The existing AlienVault USM appliances are somehow small (in terms of EPS capacity). There are scenarios where the EPS count will need a distributed AlienVault architecture, however with other vendors it can be managed from a single appliance. This characteristic is fine when we talk about several small branches, however when there is only one large site, higher capacity devices are in an advantage position.

Using AlienVault USM

25 - They are involved on implementation processes, SOC, customer service center and engineering areas.
10 - All staff involved are Alienvault certified (ACSA, ACSE) and they also have experience and knowledge on different aspects of security and networking. They are required to speak english and spanish and they are also involved into computer security groups. Some of our staff is also certified as ethical hackers and CISSP.
  • For monitoring customer infrastructure and security.
  • For monitoring datacenter infrastructure and security.
  • For monitoring other critical infrastructure inside the company.
  • We have been able to focus the service to our customer's business. The flexibility it offers has allowed us to monitor datasources that no other SIEM vendor could offer.
  • We have been able to integrate the AlienVault USM technologies with other services that we already offered in order to come up with an improved version of already existing services.
  • We have been able to offer POC scenarios to our customers of a technology that is somehow difficult to deliver (other vendors do not offers POC and the customers have to buy the product without proving is what they need)
  • We are trying to deliver visibility and reporting from other services which have these features but are somehow limited.
Although we have had a few bumps on the road, we believe AlienVault is a strong vendor on the SIEM market and it has been continuously working to improve it's product with new features and better functionalities.
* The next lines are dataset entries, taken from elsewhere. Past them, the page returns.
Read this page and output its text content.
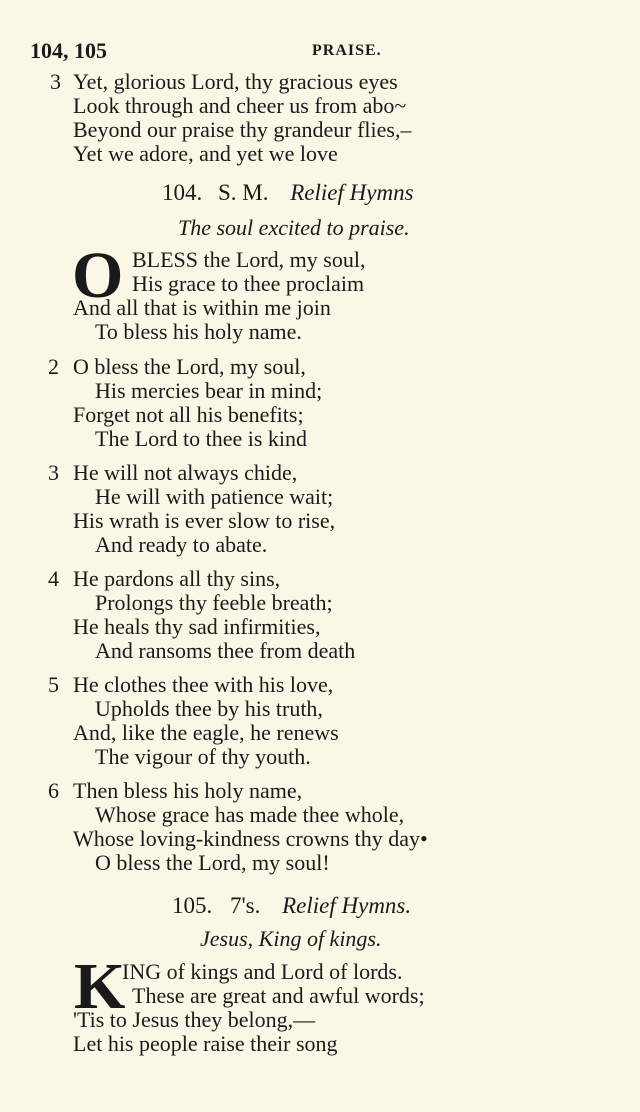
104, 105	PRAISE.
3 Yet, glorious Lord, thy gracious eyes
Look through and cheer us from abo~
Beyond our praise thy grandeur flies,–
Yet we adore, and yet we love
104. S. M. Relief Hymns
The soul excited to praise.
O BLESS the Lord, my soul,
His grace to thee proclaim
And all that is within me join
To bless his holy name.
2 O bless the Lord, my soul,
His mercies bear in mind;
Forget not all his benefits;
The Lord to thee is kind
3 He will not always chide,
He will with patience wait;
His wrath is ever slow to rise,
And ready to abate.
4 He pardons all thy sins,
Prolongs thy feeble breath;
He heals thy sad infirmities,
And ransoms thee from death
5 He clothes thee with his love,
Upholds thee by his truth,
And, like the eagle, he renews
The vigour of thy youth.
6 Then bless his holy name,
Whose grace has made thee whole,
Whose loving-kindness crowns thy day•
O bless the Lord, my soul!
105. 7's. Relief Hymns.
Jesus, King of kings.
K
ING of kings and Lord of lords.
These are great and awful words;
'Tis to Jesus they belong,—
Let his people raise their song
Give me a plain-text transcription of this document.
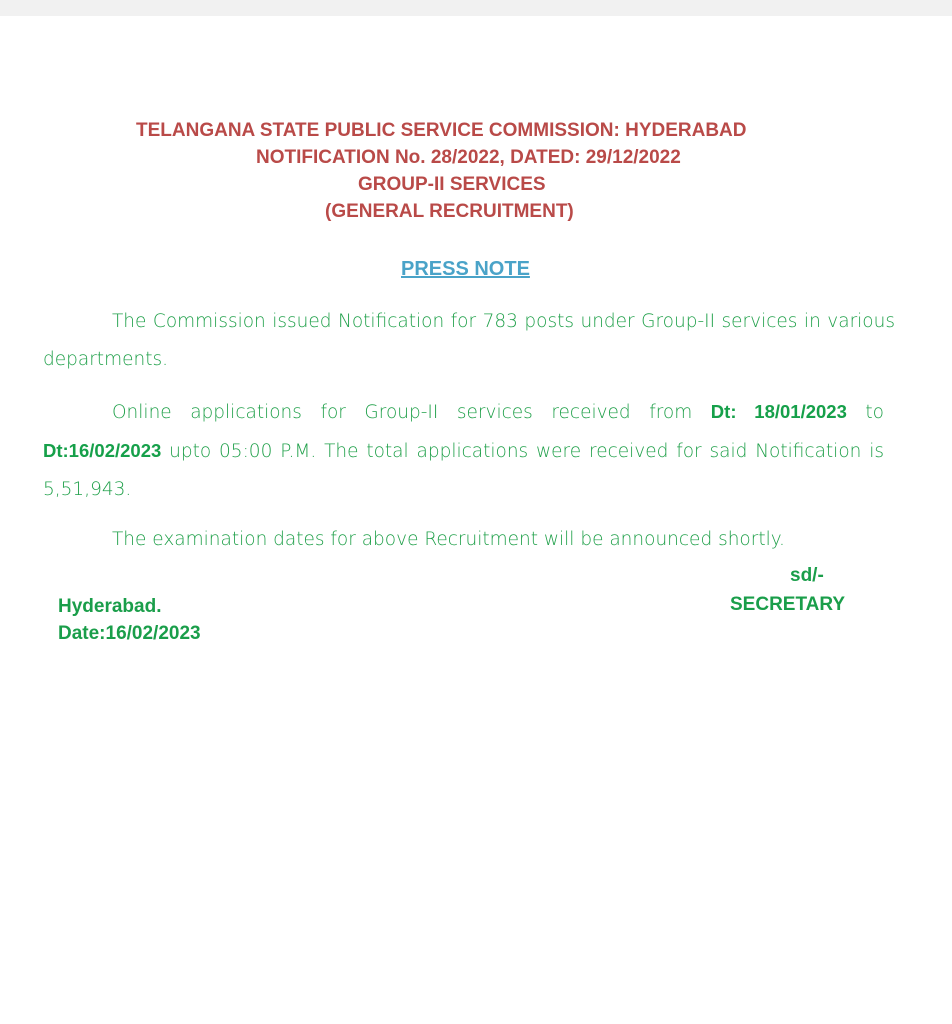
TELANGANA STATE PUBLIC SERVICE COMMISSION: HYDERABAD
NOTIFICATION No. 28/2022, DATED: 29/12/2022
GROUP-II SERVICES
(GENERAL RECRUITMENT)
PRESS NOTE
The Commission issued Notification for 783 posts under Group-II services in various departments.
Online applications for Group-II services received from Dt: 18/01/2023 to Dt:16/02/2023 upto 05:00 P.M. The total applications were received for said Notification is 5,51,943.
The examination dates for above Recruitment will be announced shortly.
sd/-
SECRETARY
Hyderabad.
Date:16/02/2023
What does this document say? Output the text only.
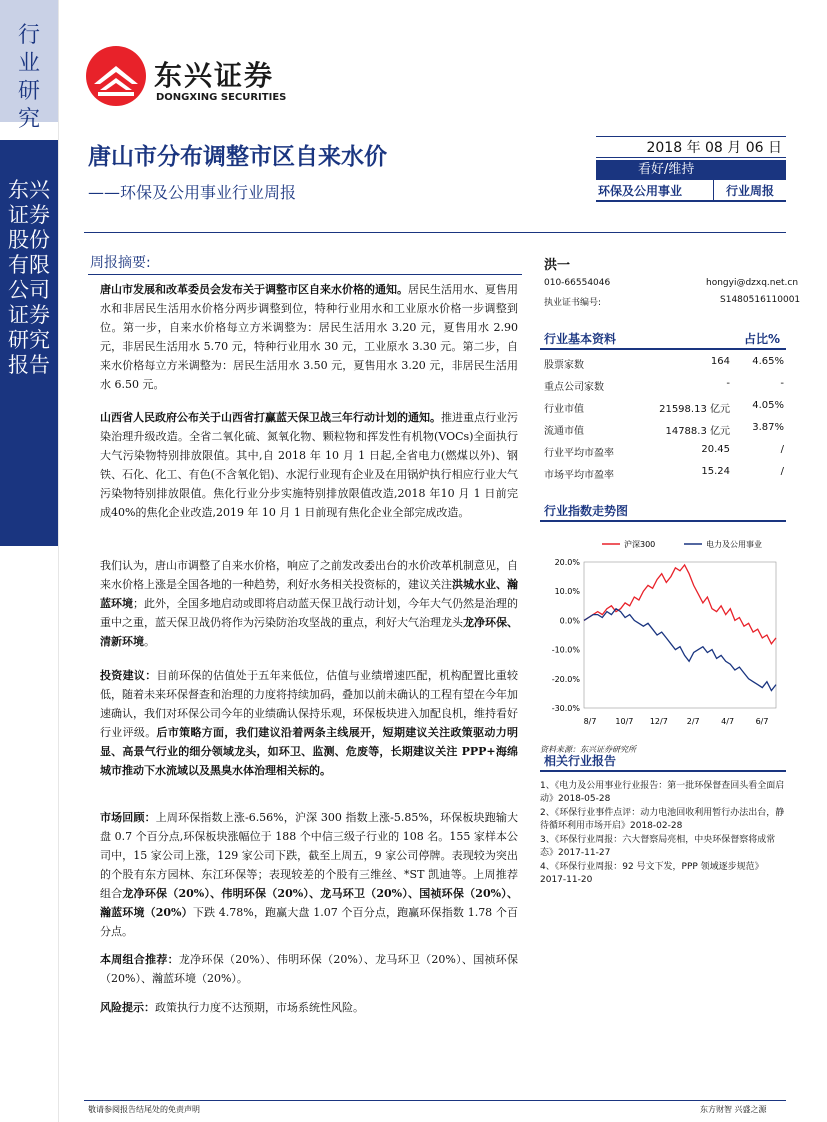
行业研究
东兴证券股份有限公司证券研究报告
东兴证券
DONGXING SECURITIES
唐山市分布调整市区自来水价
——环保及公用事业行业周报
2018 年 08 月 06 日
看好/维持
环保及公用事业	行业周报
周报摘要:
唐山市发展和改革委员会发布关于调整市区自来水价格的通知。居民生活用水、夏售用水和非居民生活用水价格分两步调整到位，特种行业用水和工业原水价格一步调整到位。第一步，自来水价格每立方米调整为：居民生活用水 3.20 元，夏售用水 2.90 元，非居民生活用水 5.70 元，特种行业用水 30 元，工业原水 3.30 元。第二步，自来水价格每立方米调整为：居民生活用水 3.50 元，夏售用水 3.20 元，非居民生活用水 6.50 元。
山西省人民政府公布关于山西省打赢蓝天保卫战三年行动计划的通知。推进重点行业污染治理升级改造。全省二氧化硫、氮氧化物、颗粒物和挥发性有机物(VOCs)全面执行大气污染物特别排放限值。其中,自 2018 年 10 月 1 日起,全省电力(燃煤以外)、钢铁、石化、化工、有色(不含氧化铝)、水泥行业现有企业及在用锅炉执行相应行业大气污染物特别排放限值。焦化行业分步实施特别排放限值改造,2018 年10 月 1 日前完成40%的焦化企业改造,2019 年 10 月 1 日前现有焦化企业全部完成改造。
我们认为，唐山市调整了自来水价格，响应了之前发改委出台的水价改革机制意见，自来水价格上涨是全国各地的一种趋势，利好水务相关投资标的，建议关注洪城水业、瀚蓝环境；此外，全国多地启动或即将启动蓝天保卫战行动计划，今年大气仍然是治理的重中之重，蓝天保卫战仍将作为污染防治攻坚战的重点，利好大气治理龙头龙净环保、清新环境。
投资建议：目前环保的估值处于五年来低位，估值与业绩增速匹配，机构配置比重较低，随着未来环保督查和治理的力度将持续加码，叠加以前未确认的工程有望在今年加速确认，我们对环保公司今年的业绩确认保持乐观，环保板块进入加配良机，维持看好行业评级。后市策略方面，我们建议沿着两条主线展开，短期建议关注政策驱动力明显、高景气行业的细分领域龙头，如环卫、监测、危废等，长期建议关注 PPP+海绵城市推动下水流域以及黑臭水体治理相关标的。
市场回顾：上周环保指数上涨-6.56%，沪深 300 指数上涨-5.85%，环保板块跑输大盘 0.7 个百分点,环保板块涨幅位于 188 个中信三级子行业的 108 名。155 家样本公司中，15 家公司上涨，129 家公司下跌，截至上周五，9 家公司停牌。表现较为突出的个股有东方园林、东江环保等；表现较差的个股有三维丝、*ST 凯迪等。上周推荐组合龙净环保（20%）、伟明环保（20%）、龙马环卫（20%）、国祯环保（20%）、瀚蓝环境（20%）下跌 4.78%，跑赢大盘 1.07 个百分点，跑赢环保指数 1.78 个百分点。
本周组合推荐：龙净环保（20%）、伟明环保（20%）、龙马环卫（20%）、国祯环保（20%）、瀚蓝环境（20%）。
风险提示：政策执行力度不达预期，市场系统性风险。
洪一
010-66554046	hongyi@dzxq.net.cn
执业证书编号:	S1480516110001
行业基本资料	占比%
股票家数	164	4.65%
重点公司家数	-	-
行业市值	21598.13 亿元	4.05%
流通市值	14788.3 亿元	3.87%
行业平均市盈率	20.45	/
市场平均市盈率	15.24	/
行业指数走势图
20.0%
10.0%
0.0%
-10.0%
-20.0%
-30.0%
8/7 10/7 12/7 2/7	4/7	6/7
沪深300	电力及公用事业
资料来源：东兴证券研究所
相关行业报告
1、《电力及公用事业行业报告：第一批环保督查回头看全面启动》2018-05-28
2、《环保行业事件点评：动力电池回收利用暂行办法出台，静待循环利用市场开启》2018-02-28
3、《环保行业周报：六大督察局亮相，中央环保督察将成常态》2017-11-27
4、《环保行业周报：92 号文下发，PPP 领域逐步规范》2017-11-20
敬请参阅报告结尾处的免责声明	东方财智 兴盛之源
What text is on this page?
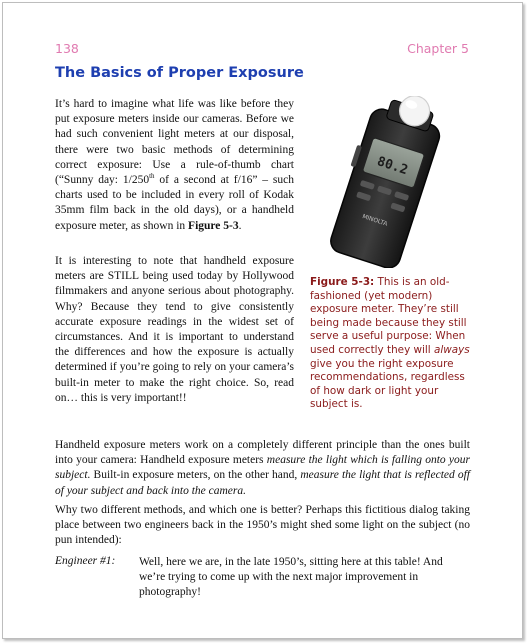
138	Chapter 5
The Basics of Proper Exposure

It’s hard to imagine what life was like before they put exposure meters inside our cameras. Before we had such convenient light meters at our disposal, there were two basic methods of determining correct exposure: Use a rule-of-thumb chart (“Sunny day: 1/250th of a second at f/16” – such charts used to be included in every roll of Kodak 35mm film back in the old days), or a handheld exposure meter, as shown in Figure 5-3.

It is interesting to note that handheld exposure meters are STILL being used today by Hollywood filmmakers and anyone serious about photography. Why? Because they tend to give consistently accurate exposure readings in the widest set of circumstances. And it is important to understand the differences and how the exposure is actually determined if you’re going to rely on your camera’s built-in meter to make the right choice. So, read on… this is very important!!

80.2
MINOLTA

Figure 5-3: This is an old-fashioned (yet modern) exposure meter. They’re still being made because they still serve a useful purpose: When used correctly they will always give you the right exposure recommendations, regardless of how dark or light your subject is.

Handheld exposure meters work on a completely different principle than the ones built into your camera: Handheld exposure meters measure the light which is falling onto your subject. Built-in exposure meters, on the other hand, measure the light that is reflected off of your subject and back into the camera.

Why two different methods, and which one is better? Perhaps this fictitious dialog taking place between two engineers back in the 1950’s might shed some light on the subject (no pun intended):

Engineer #1: Well, here we are, in the late 1950’s, sitting here at this table! And we’re trying to come up with the next major improvement in photography!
As AlienVault is mainly focused on SIEM, other vendors offer a lot of other products and the roadmap is limited.

AlienVault USM Support

They do have an excellent support attention, however although they have improved a lot regarding documentation I think it can still improve their online resources.

Using AlienVault USM

It is easy to use and very flexible. It has a tons of security features that can be used for different purposes. It has several wizards that can make the configuration task a easy task.